Of course, as private corporations, Twitter and Facebook are not obliged to provide a forum to anyone. Yet Federal Communications Commission members Ajit Pai made an important point in a recent interview when he noted that “cultural values that undergird the [First A]mendment” are endangered when universities and social media abandon “the idea of the marketplace of ideas.” If social media companies have the right to restrict speech on their platforms, citizens and consumers have a right to criticize them—especially when their actions belie their professed commitment to free debate. Should “hate speech” be excluded from this commitment? Then, at the very least, all hate speech should be treated equally (including, for instance, the white-male-bashing tweets of some of Mr. McCain’s feminist targets). If the social media opt for taking a side in the culture wars, they will inevitably break up into ideological echo chambers.
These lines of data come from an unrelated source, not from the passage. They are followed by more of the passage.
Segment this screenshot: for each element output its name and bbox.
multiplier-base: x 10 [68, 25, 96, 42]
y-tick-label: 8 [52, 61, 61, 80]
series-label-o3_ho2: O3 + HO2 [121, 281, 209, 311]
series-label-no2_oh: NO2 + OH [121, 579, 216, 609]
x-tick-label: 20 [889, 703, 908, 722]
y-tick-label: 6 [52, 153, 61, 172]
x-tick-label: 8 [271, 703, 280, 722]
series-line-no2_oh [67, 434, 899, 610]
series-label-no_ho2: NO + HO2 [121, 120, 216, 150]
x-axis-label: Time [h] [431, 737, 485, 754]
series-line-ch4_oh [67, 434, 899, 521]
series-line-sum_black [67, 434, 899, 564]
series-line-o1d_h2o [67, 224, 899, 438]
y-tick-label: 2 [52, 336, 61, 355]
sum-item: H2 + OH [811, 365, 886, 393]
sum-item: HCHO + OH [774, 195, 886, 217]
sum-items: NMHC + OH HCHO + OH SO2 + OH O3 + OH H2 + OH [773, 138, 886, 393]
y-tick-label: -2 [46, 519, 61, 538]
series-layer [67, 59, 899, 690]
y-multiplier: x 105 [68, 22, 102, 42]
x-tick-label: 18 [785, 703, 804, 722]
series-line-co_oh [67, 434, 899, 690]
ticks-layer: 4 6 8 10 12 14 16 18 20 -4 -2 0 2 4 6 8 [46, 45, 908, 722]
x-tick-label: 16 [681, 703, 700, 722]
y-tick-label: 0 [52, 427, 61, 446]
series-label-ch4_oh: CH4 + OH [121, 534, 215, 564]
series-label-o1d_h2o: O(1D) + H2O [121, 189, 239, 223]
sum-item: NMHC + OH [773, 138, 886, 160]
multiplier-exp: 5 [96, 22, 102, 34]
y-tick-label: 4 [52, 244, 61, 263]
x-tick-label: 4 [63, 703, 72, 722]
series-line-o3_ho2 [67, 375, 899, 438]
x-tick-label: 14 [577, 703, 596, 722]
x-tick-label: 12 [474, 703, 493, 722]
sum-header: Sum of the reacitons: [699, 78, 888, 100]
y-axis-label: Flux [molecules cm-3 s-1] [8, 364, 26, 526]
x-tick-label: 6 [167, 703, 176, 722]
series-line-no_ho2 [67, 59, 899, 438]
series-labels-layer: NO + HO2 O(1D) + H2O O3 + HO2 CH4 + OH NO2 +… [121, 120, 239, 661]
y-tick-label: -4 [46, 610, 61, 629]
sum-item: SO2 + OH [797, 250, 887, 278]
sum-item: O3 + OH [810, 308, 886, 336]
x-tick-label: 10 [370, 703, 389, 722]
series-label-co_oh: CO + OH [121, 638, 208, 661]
It is also worth noting that many advocates against online abuse endorse speech-restricting government action. In January, Ms. Hess deplored a Canadian court’s acquittal of Toronto-based artist Gregory Allan Elliott on charges of “criminal harassment” based on his tweets to and about two feminist activists—tweets that, while often derogatory, contained no threats or obscenities and were often made in response to the alleged victims’ own attacks on Mr. Elliott. (Disclosure: I participated in a livestream fundraiser for Mr. Elliott’s defense fund last November.) Here in the U.S., progressive commentator Arthur Chu, who rails frequently against reactionary online “hate mobs,” has proposed doing away with the law that shields Internet service providers from liability from content posted by users.
In this climate, what will come from the SXSW online harassment summit? Most likely, more of the same: with a few exceptions, the line-up consists of activists who believe that the Internet is a cesspit of misogyny that must be cleaned up for women’s protection. (It is also telling that a pro-GamerGate panel originally scheduled to be part of the summit ended up being moved to a later date.) The fractious debate on online abuse could greatly benefit from a discussion that draws a clear line between cybercrimes and unpleasant speech, condemns harassment regardless of identity politics, and acknowledges that harassment accusations can themselves be used as a form of harassment. But that discussion will have to wait for another time.